2. Quality checks help ensure that remote drug testing is reliable. After a patient starts their buprenorphine induction, usually by the second visit, they take a urine sample. The process begins when they’re face-to-face with a clinician over video chat, meaning that they don’t peel the label off the dip cup until the Zoom visit begins. This, plus sophisticated tools that test for adulterants (for example temperature strips and creatinine checks), creates a process that matches an in-person laboratory’s capability to detect a specimen that isn’t legitimate.
3. Urine drug testing can be done regularly, even in the remote setting. Ophelia research showed that the average number of drug tests completed during a patient’s first six months of treatment is around three and a half drug tests. This means that patients can use it for accountability over time.

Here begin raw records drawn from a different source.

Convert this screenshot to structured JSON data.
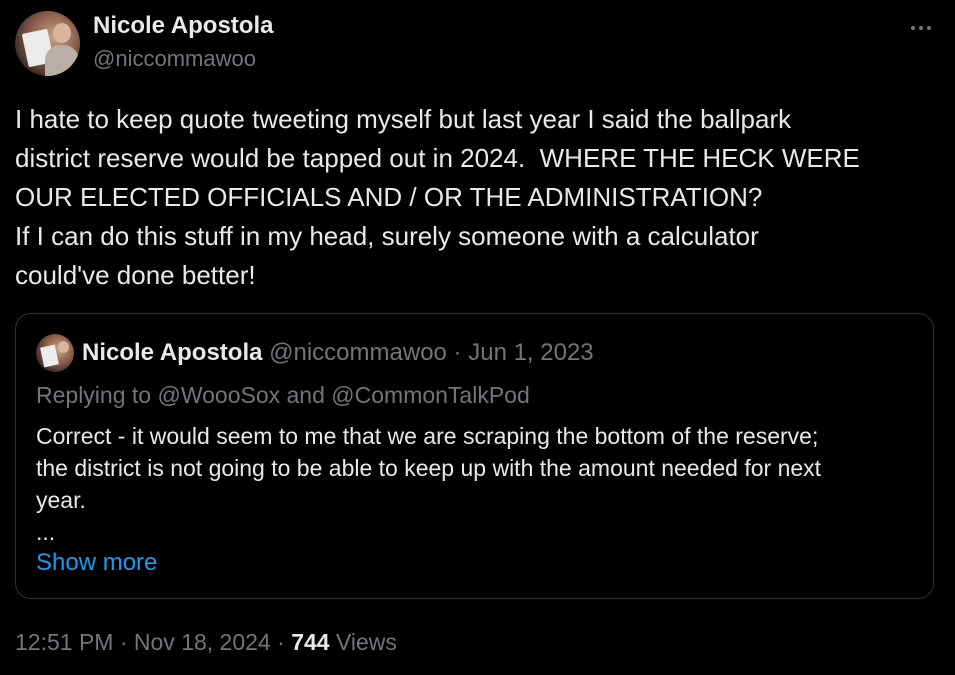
{
  "author": {
    "name": "Nicole Apostola",
    "handle": "@niccommawoo"
  },
  "tweet": {
    "text": "I hate to keep quote tweeting myself but last year I said the ballpark\ndistrict reserve would be tapped out in 2024.  WHERE THE HECK WERE\nOUR ELECTED OFFICIALS AND / OR THE ADMINISTRATION?\nIf I can do this stuff in my head, surely someone with a calculator\ncould've done better!"
  },
  "quoted_tweet": {
    "name": "Nicole Apostola",
    "handle": "@niccommawoo",
    "separator": " · ",
    "date": "Jun 1, 2023",
    "replying_prefix": "Replying to ",
    "replying_to_1": "@WoooSox",
    "replying_and": " and ",
    "replying_to_2": "@CommonTalkPod",
    "text": "Correct - it would seem to me that we are scraping the bottom of the reserve;\nthe district is not going to be able to keep up with the amount needed for next\nyear.\n...",
    "show_more_label": "Show more"
  },
  "footer": {
    "time": "12:51 PM",
    "separator": " · ",
    "date": "Nov 18, 2024",
    "views_count": "744",
    "views_label": " Views"
  },
  "icons": {
    "more": "more-horizontal-icon"
  },
  "colors": {
    "background": "#000000",
    "text": "#e7e9ea",
    "secondary": "#71767b",
    "link": "#1d9bf0",
    "border": "#2f3336"
  }
}
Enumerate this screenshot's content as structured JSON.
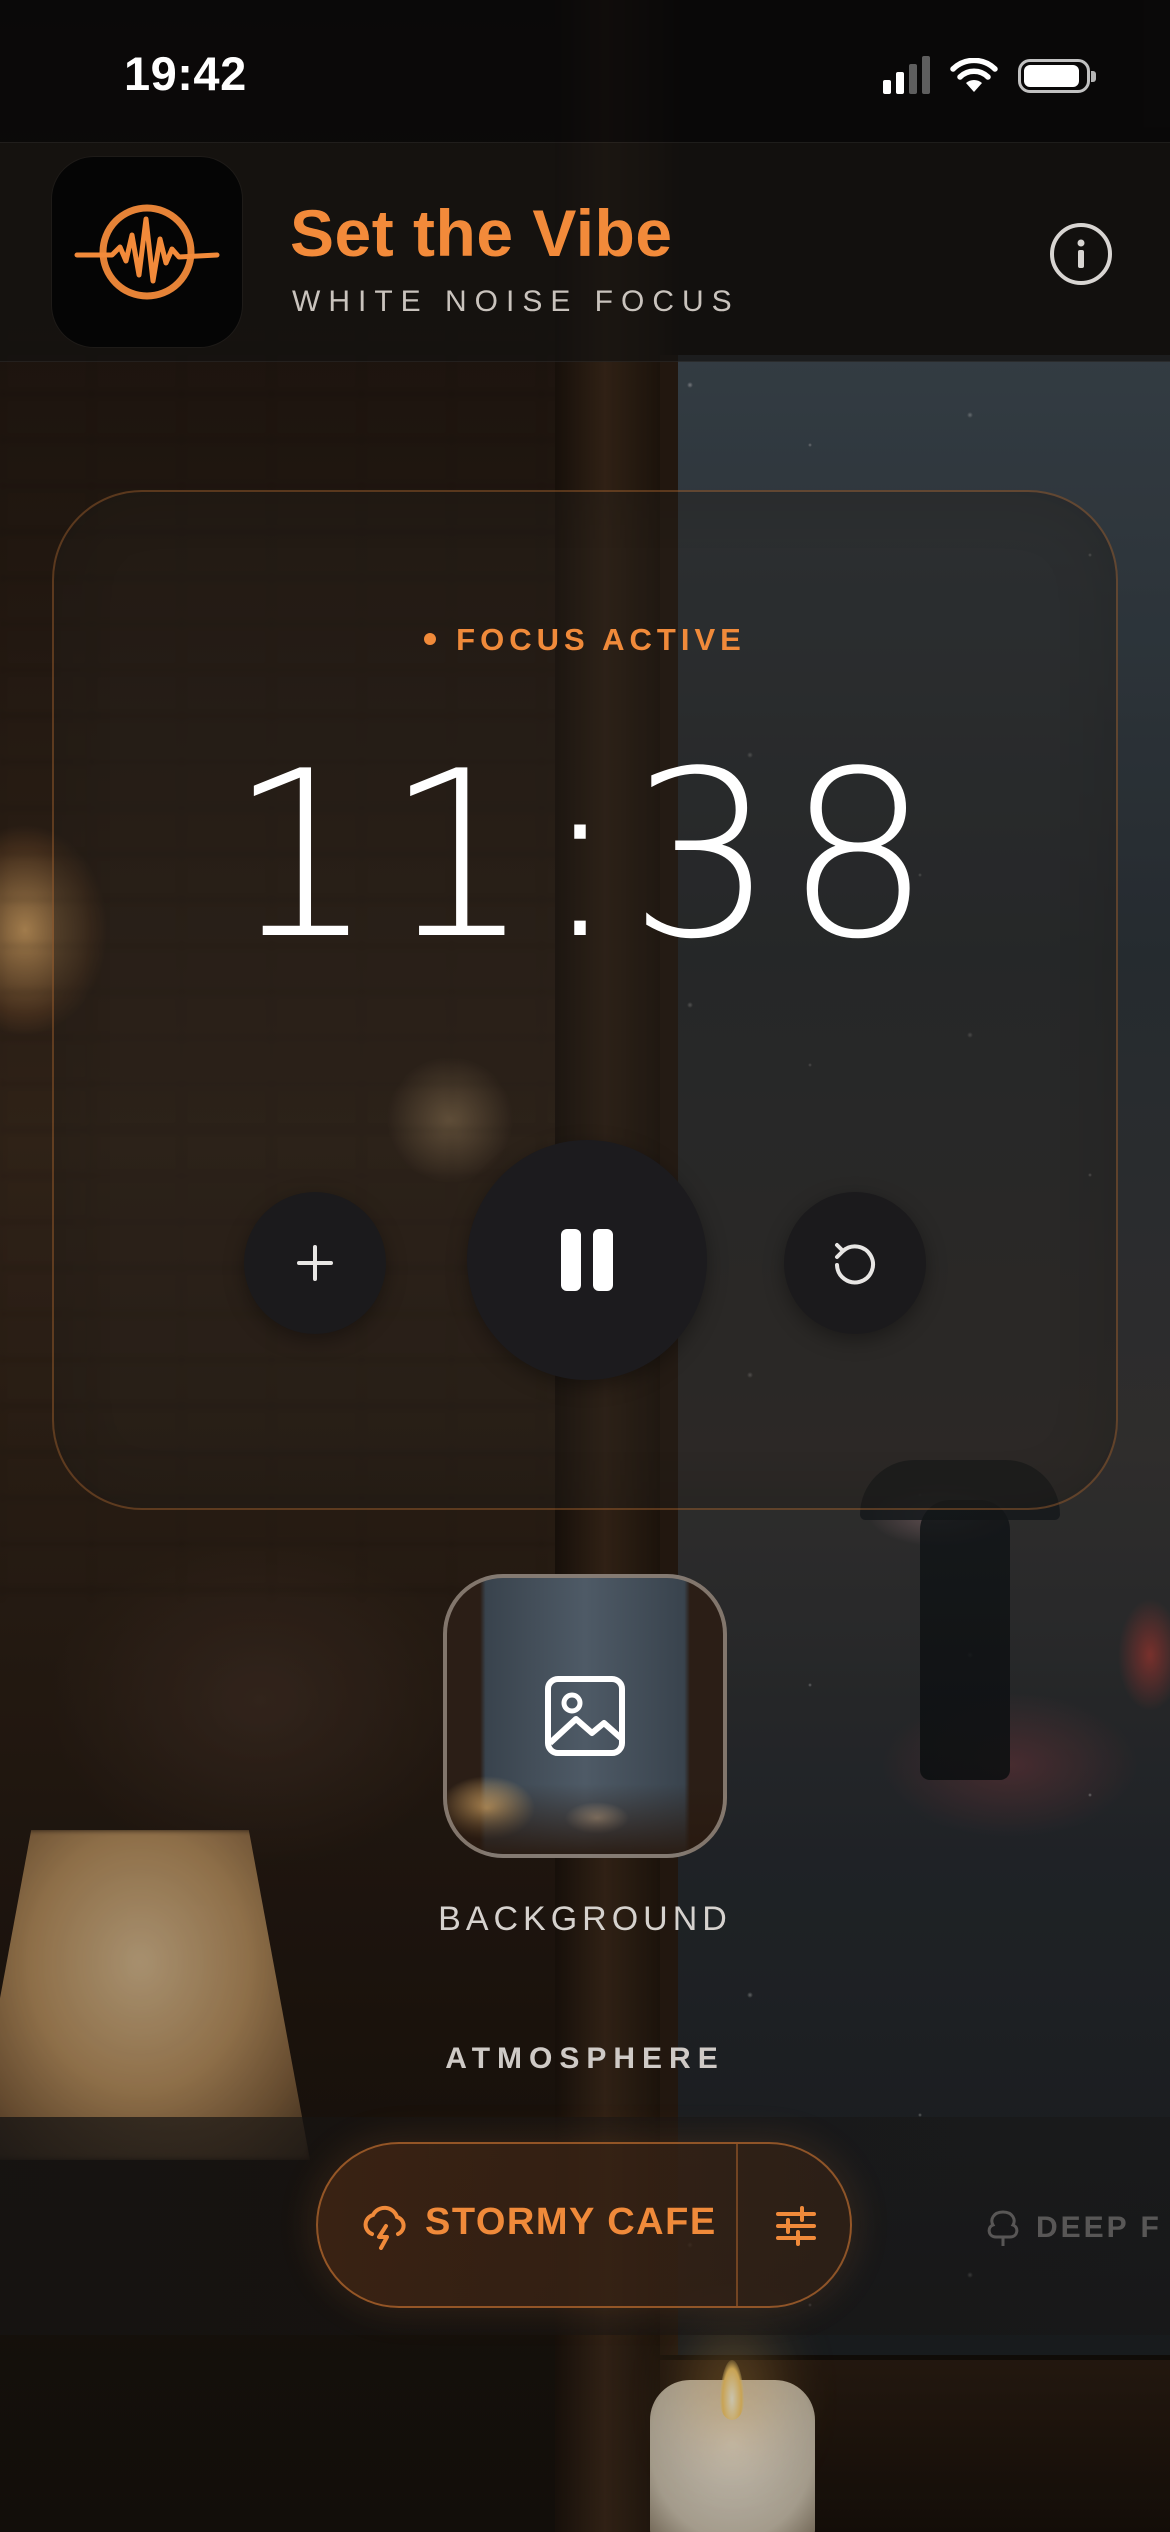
{
  "status_bar": {
    "time": "19:42"
  },
  "header": {
    "title": "Set the Vibe",
    "subtitle": "WHITE NOISE FOCUS",
    "logo_icon": "waveform-ring-icon",
    "info_icon": "info-icon"
  },
  "timer": {
    "status": "FOCUS ACTIVE",
    "time": "11:38",
    "controls": {
      "add_icon": "plus-icon",
      "pause_icon": "pause-icon",
      "reset_icon": "reset-icon"
    }
  },
  "background_picker": {
    "label": "BACKGROUND",
    "icon": "image-icon"
  },
  "atmosphere": {
    "section_label": "ATMOSPHERE",
    "selected": "STORMY CAFE",
    "selected_icon": "storm-cloud-icon",
    "settings_icon": "sliders-icon",
    "next": "DEEP F",
    "next_icon": "tree-icon"
  },
  "colors": {
    "accent": "#F28A3A",
    "surface": "#1B1A1C"
  }
}
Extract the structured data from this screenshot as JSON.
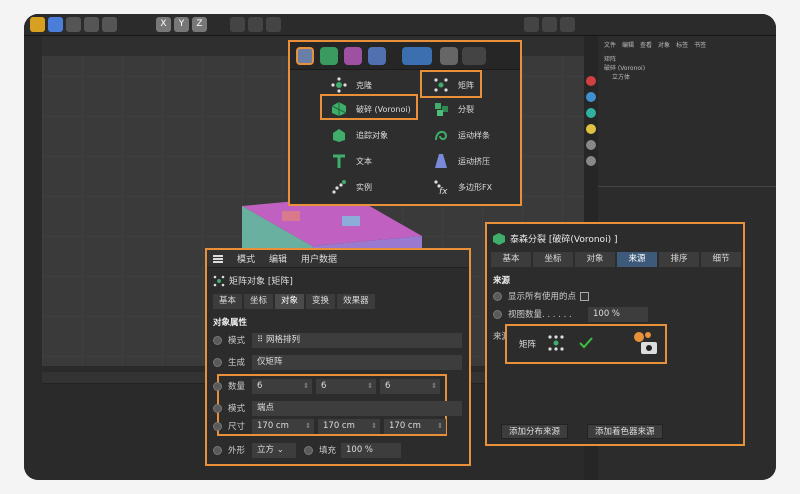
{
  "palette": {
    "items": [
      {
        "label": "克隆",
        "icon": "cloner-icon"
      },
      {
        "label": "矩阵",
        "icon": "matrix-icon"
      },
      {
        "label": "破碎 (Voronoi)",
        "icon": "voronoi-fracture-icon"
      },
      {
        "label": "分裂",
        "icon": "fracture-icon"
      },
      {
        "label": "追踪对象",
        "icon": "tracer-icon"
      },
      {
        "label": "运动样条",
        "icon": "motion-spline-icon"
      },
      {
        "label": "文本",
        "icon": "text-icon"
      },
      {
        "label": "运动挤压",
        "icon": "motion-extrude-icon"
      },
      {
        "label": "实例",
        "icon": "instance-icon"
      },
      {
        "label": "多边形FX",
        "icon": "polyfx-icon"
      }
    ]
  },
  "attr_panel": {
    "menu": [
      "模式",
      "编辑",
      "用户数据"
    ],
    "object_title": "矩阵对象 [矩阵]",
    "tabs": [
      "基本",
      "坐标",
      "对象",
      "变换",
      "效果器"
    ],
    "active_tab": "对象",
    "section": "对象属性",
    "rows": {
      "mode_label": "模式",
      "mode_value": "网格排列",
      "gen_label": "生成",
      "gen_value": "仅矩阵",
      "count_label": "数量",
      "count": [
        "6",
        "6",
        "6"
      ],
      "mode2_label": "模式",
      "mode2_value": "端点",
      "size_label": "尺寸",
      "size": [
        "170 cm",
        "170 cm",
        "170 cm"
      ],
      "shape_label": "外形",
      "shape_value": "立方",
      "fill_label": "填充",
      "fill_value": "100 %"
    }
  },
  "voronoi_panel": {
    "title": "泰森分裂 [破碎(Voronoi) ]",
    "tabs": [
      "基本",
      "坐标",
      "对象",
      "来源",
      "排序",
      "细节"
    ],
    "active_tab": "来源",
    "section": "来源",
    "show_all_points_label": "显示所有使用的点",
    "view_count_label": "视图数量. . . . . .",
    "view_count_value": "100 %",
    "source_label": "来源",
    "source_item": "矩阵",
    "add_dist_button": "添加分布来源",
    "add_shader_button": "添加着色器来源"
  },
  "objects_panel": {
    "menu": [
      "文件",
      "编辑",
      "查看",
      "对象",
      "标签",
      "书签"
    ],
    "items": [
      "矩阵",
      "破碎 (Voronoi)",
      "立方体"
    ]
  },
  "colors": {
    "accent": "#e8913a",
    "panel": "#2c2c2c",
    "check": "#3fbf3f"
  }
}
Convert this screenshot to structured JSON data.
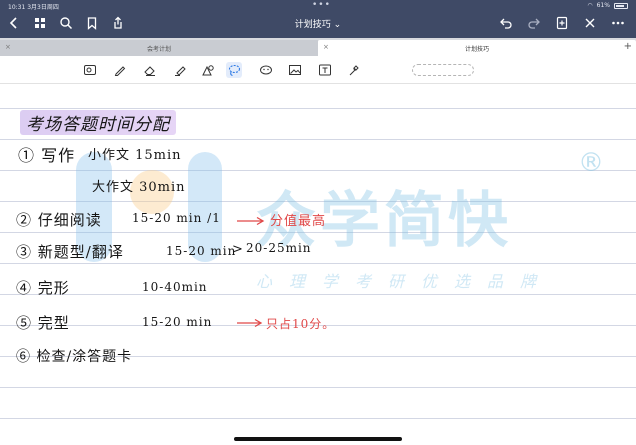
{
  "status": {
    "time": "10:31  3月3日周四",
    "battery": "61%"
  },
  "header": {
    "title": "计划技巧",
    "title_chevron": "⌄",
    "dots": "•••"
  },
  "tabs": [
    {
      "label": "会考计划"
    },
    {
      "label": "计划技巧"
    }
  ],
  "icons": {
    "back": "chevron-left-icon",
    "grid": "grid-icon",
    "search": "search-icon",
    "bookmark": "bookmark-icon",
    "share": "share-icon",
    "undo": "undo-icon",
    "redo": "redo-icon",
    "add_page": "add-page-icon",
    "close": "close-icon",
    "more": "more-icon"
  },
  "colors": {
    "nav_bg": "#3f4a66",
    "highlight": "#d6c4f0",
    "red_ink": "#e04848",
    "watermark": "#78bee1"
  },
  "notes": {
    "title": "考场答题时间分配",
    "line1_num": "① 写作",
    "line1_a": "小作文 15min",
    "line1_b": "大作文 30min",
    "line2": "② 仔细阅读",
    "line2_time": "15-20 min /1",
    "line2_note": "分值最高",
    "line3": "③ 新题型/翻译",
    "line3_time": "15-20 min",
    "line3_total": "20-25min",
    "line4": "④ 完形",
    "line4_time": "10-40min",
    "line5": "⑤ 完型",
    "line5_time": "15-20 min",
    "line5_note": "只占10分。",
    "line6": "⑥ 检查/涂答题卡"
  },
  "watermark": {
    "main": "众学简快",
    "sub": "心理学考研优选品牌",
    "reg": "®"
  }
}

4. By leveraging real-world data, we tapped into the experience of thousands of patients. In contrast to clinical trials which usually have narrow, predefined patient criteria (and therefore may have a limited patient sample), real-world evidence helps us understand the true utilization of at-home urine drug testing, making this a groundbreaking study. Real patients — 3,395 of them, to be exact — showed us what a small sample in a clinical trial never could.